Analyses / Public Summary / 119 · HR 1118 Public Summary

119-HR-1118 Journalist Public Summary

119 · HR 1118 Value Over Cost Act of 2025

A bipartisan bill to let federal agencies using the GSA Schedules pick the “best value” offer—not just the lowest price—when the GSA Administrator decides that approach is in the government’s best interest; it has had a committee markup and awaits further action.

Published
05 Feb 2026
Updated
05 Feb 2026
Tags
public-summary · bill · H.R.1118
Unvetted
01 · Section

Public Summary: Value Over Cost Act of 2025 (H.R. 1118)

Headline Summary: Lets federal buyers choose the offer that provides the best overall value—rather than only the cheapest—on General Services Administration (GSA) Schedule purchases when the GSA Administrator deems it necessary for the government’s interests.

What It Does: H.R. 1118 updates federal buying rules for the GSA’s Multiple Award Schedule (the government’s big pre‑negotiated catalog) so orders can be awarded either to the lowest-cost option or, when justified by the GSA Administrator, to the “best value” offer. “Best value” means price still matters, but agencies can also weigh quality, performance, and past results to meet their needs.
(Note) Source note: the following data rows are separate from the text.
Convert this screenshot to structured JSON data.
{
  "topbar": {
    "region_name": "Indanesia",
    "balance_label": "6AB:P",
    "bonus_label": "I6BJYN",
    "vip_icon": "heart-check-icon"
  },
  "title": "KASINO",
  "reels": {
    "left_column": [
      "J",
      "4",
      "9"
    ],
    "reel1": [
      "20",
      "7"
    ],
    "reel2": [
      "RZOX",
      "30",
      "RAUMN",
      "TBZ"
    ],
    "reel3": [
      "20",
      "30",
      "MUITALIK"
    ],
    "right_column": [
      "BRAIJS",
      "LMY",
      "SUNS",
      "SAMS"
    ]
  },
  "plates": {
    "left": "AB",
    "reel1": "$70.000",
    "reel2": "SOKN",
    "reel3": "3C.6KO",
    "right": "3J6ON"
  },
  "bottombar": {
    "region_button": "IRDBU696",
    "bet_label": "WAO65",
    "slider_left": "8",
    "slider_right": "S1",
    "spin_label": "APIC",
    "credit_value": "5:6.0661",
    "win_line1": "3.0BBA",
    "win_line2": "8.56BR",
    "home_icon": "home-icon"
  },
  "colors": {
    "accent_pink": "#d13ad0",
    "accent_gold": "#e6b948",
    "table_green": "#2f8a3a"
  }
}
The same change is mirrored for Defense Department purchases.

Why It Matters: In many buys—like IT services or complex equipment—the cheapest option can cost more later if performance lags. This bill gives agencies a clearer green light to pick offers that may save time, reduce risk, or deliver higher quality over the product’s or service’s life, while still keeping price in the mix.

  • Supporters: The sponsors—Rep. Byron Donalds (Republican, Florida) and Rep. Jared Moskowitz (Democratic, Florida)—present it as a bipartisan, common‑sense tweak to get better outcomes for taxpayers on schedule buys.
  • Procurement officials and some industry groups often favor “best value” flexibility because it lets agencies consider reliability, security, and long‑term costs, not just the sticker price.
  • Good‑government and modernization advocates may back it as aligning statute with widely used evaluation practices in complex acquisitions.
  • Opponents: Budget hawks and some watchdogs worry that leaning into “best value” can weaken price discipline, invite more subjective judgments, or open the door to favoritism if not tightly managed.
  • Some small businesses may fear that broader, more subjective evaluations could favor incumbents or large vendors unless criteria and documentation are very clear.
  • Skeptics also note that agencies must have the expertise—and time—to evaluate non‑price factors consistently, or decisions could become slower and harder to challenge.

What’s Next: The bill was introduced in the House on February 7, 2025; it was referred to the Oversight and Government Reform Committee and the Armed Services Committee. A committee consideration and mark‑up session was held on February 4, 2026. As of today (February 5, 2026), it awaits further committee or floor action.